Here's a review of the key headlines from the quarter that caused Wall Street to cheer:
- Total revenue grew 31% to $86.2 million. This represents the company's 30th consecutive quarter of increased year-over-year sales. It also came in far higher than the $82.5 million in revenue that analysts had predicted.
- Gross margins declined by 240 basis points because of higher levels of free shipping promotions.
- Adjusted EBITDA increased 27% year over year to $9.5 million.
- Earnings per share of $0.13 grew 18% when compared to the year-ago period. This figure was well ahead of the $0.10 in EPS that market watchers had expected.
- Three new stores were opened during the period. Management also announced that six more stores will open before the end of the year. That's two more than previously communicated.

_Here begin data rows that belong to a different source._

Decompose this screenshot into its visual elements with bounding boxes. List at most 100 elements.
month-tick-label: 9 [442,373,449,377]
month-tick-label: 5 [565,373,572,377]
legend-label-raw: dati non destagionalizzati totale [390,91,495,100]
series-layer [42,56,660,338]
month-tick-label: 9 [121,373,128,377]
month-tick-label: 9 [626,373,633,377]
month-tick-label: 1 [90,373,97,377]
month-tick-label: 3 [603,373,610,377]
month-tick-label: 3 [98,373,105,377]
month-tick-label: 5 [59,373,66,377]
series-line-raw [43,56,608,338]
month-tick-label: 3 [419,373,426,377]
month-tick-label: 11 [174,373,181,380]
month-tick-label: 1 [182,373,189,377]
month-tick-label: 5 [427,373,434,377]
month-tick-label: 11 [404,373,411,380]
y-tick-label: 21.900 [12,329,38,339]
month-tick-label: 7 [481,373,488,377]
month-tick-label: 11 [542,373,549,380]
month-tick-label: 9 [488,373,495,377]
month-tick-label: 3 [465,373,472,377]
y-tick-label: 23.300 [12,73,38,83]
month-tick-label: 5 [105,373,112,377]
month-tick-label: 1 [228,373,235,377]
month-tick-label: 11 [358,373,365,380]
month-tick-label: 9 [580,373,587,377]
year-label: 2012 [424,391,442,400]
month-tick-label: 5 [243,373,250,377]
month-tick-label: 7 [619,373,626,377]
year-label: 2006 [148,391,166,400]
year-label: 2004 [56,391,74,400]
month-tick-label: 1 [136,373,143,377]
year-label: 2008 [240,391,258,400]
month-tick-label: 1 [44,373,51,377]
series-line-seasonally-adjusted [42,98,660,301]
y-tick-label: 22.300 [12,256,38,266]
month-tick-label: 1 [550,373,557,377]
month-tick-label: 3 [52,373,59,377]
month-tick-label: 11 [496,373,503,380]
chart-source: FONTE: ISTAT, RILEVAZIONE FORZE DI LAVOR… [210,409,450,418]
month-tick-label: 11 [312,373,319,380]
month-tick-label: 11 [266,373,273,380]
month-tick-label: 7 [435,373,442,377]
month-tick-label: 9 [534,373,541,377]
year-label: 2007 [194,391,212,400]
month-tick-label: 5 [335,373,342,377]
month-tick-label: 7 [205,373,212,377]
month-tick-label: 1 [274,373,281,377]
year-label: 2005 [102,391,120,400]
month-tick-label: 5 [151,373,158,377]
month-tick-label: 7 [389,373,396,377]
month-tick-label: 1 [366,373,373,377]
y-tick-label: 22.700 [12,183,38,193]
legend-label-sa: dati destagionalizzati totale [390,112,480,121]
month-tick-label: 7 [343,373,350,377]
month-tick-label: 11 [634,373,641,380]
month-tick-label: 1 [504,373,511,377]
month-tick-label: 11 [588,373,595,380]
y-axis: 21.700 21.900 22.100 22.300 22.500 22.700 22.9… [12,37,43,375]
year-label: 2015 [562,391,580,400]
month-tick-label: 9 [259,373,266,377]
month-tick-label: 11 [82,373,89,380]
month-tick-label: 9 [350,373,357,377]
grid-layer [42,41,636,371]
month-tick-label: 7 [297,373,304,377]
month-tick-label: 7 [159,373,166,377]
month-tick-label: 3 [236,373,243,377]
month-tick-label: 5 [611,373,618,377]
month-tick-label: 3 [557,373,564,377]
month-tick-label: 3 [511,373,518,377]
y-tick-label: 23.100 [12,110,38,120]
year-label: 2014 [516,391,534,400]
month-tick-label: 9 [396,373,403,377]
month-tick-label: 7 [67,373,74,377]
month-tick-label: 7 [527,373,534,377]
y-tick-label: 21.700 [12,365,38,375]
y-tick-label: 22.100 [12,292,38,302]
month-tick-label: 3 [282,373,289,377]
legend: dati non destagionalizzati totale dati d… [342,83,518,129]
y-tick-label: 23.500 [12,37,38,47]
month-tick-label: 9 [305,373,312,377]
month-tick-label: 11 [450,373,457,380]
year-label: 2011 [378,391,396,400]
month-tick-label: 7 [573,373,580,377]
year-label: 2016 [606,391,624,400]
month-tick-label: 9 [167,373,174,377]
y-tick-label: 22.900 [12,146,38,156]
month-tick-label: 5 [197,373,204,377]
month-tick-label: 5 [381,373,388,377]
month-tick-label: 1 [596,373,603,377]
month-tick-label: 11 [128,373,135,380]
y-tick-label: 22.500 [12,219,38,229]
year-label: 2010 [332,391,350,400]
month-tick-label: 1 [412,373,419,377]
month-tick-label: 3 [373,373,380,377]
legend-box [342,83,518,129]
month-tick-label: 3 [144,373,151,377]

- Full-year guidance was reaffirmed.
When these expectations-topping results were combined with the company's weak stock price, today's bullish share price move seems appropriate.
Duluth CEO Stephanie Pugliese shared some good news with investors related to introducing new customers to the brand:
We drove a 35% increase in new customer acquisition year-over-year, as we continue to invest in our omnichannel model and in growing our brand awareness with our direct marketing efforts and with geographical expansion of our retail stores
Investors also got a sneak peek of what to expect from the company in 2018. Management stated on the conference call that it expects the number of new store openings in 2018 to be "comparable" to this year's results. That should go a long way toward helping the company reach its goal of 100 retail stores in the U.S.
Overall, Duluth's second-quarter results clearly show that the company is successfully executing its growth strategy and that its brand continues to bring in new customers. With shares still trading within a few dollars off their 52-week low, this bull thinks that right now is a fine time to buy into this growth stock.